En ce temps où, en Tchétchénie, les assassinats des militants des droits de l'homme se succèdent (Natalya Estermirova le 17 juillet , Zarema Sadoulaïeva et son mari le 11 août), une exposition au Centre d'histoire de la résistance et de la déportation, à Lyon, rappelle les tragédies de ce pays et de son peuple.

Dans le centre de réfugiés de Debak, près de Varsovie, en 2008 (Maryvonne Arnaud)

« Tchétchénie hors-sol » tel en est le titre. Curieux titre mais exact puisqu'il s'agit, pour l'essentiel de cette exposition de photos, prises par Maryvonne Arnaud dans les camps de réfugiés de Grozny en Ingouchie et de Pologne en Turquie, de 2004 à 2008 .

Des camps où arrivent tous les jours des réfugiés fuyant les enlèvements, les menaces, les viols, les vengeances, les exécutions clandestines.

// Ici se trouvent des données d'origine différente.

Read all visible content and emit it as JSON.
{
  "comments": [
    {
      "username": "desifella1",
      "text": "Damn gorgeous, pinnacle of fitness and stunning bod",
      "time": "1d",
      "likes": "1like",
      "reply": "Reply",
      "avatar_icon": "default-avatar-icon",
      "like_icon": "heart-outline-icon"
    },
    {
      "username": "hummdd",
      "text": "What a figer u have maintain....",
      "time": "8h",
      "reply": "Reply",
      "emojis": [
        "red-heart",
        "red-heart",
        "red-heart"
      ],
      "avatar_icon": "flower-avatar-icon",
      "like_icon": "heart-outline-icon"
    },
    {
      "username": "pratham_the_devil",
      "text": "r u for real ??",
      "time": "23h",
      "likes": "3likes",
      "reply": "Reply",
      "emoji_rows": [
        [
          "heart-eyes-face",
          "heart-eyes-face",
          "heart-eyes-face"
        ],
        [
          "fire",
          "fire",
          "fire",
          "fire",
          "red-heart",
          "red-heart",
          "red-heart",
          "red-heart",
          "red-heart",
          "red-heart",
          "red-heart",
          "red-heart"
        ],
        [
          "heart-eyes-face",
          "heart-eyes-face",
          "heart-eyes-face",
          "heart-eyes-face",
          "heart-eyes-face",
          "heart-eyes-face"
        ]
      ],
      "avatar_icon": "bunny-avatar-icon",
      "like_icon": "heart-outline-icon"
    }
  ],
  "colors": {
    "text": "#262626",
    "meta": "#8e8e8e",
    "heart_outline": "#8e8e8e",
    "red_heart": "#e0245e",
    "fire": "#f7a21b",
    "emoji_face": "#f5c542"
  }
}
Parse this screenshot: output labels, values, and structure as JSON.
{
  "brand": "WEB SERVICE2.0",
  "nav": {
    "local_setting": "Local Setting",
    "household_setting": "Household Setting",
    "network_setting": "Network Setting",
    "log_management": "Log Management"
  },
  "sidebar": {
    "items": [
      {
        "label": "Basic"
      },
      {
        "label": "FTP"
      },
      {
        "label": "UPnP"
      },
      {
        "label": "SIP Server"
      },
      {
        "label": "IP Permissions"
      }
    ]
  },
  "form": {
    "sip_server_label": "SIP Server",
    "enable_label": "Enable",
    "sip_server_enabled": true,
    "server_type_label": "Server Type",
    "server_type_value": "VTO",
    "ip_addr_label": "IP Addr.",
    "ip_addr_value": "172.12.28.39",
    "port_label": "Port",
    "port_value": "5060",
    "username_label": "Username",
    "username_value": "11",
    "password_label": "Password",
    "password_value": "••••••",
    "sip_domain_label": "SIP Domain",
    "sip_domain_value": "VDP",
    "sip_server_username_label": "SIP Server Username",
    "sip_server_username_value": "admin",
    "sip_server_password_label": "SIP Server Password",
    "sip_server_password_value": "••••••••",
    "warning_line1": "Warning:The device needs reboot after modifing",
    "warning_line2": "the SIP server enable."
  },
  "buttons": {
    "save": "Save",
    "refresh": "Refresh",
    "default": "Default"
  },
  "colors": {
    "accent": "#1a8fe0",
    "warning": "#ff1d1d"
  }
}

Cette exposition n'est pas une exposition comme une autre sur les malheurs de la guerre. Elle n'aligne pas des images avec trois ou quatre lignes de légendes et débrouillez vous.

Avec les photos, des témoignages enregistrés, des repères chronologiques…

Agrandie en installation -c'est comme ça qu'il est dit et souligné, pourquoi pas ? Est-ce pour justement s'écarter de ces expositions courtes ? - Maryvonne Arnaud multiplie les éléments concrets sur les aspects humains, historiques et politiques de la Tchétchénie.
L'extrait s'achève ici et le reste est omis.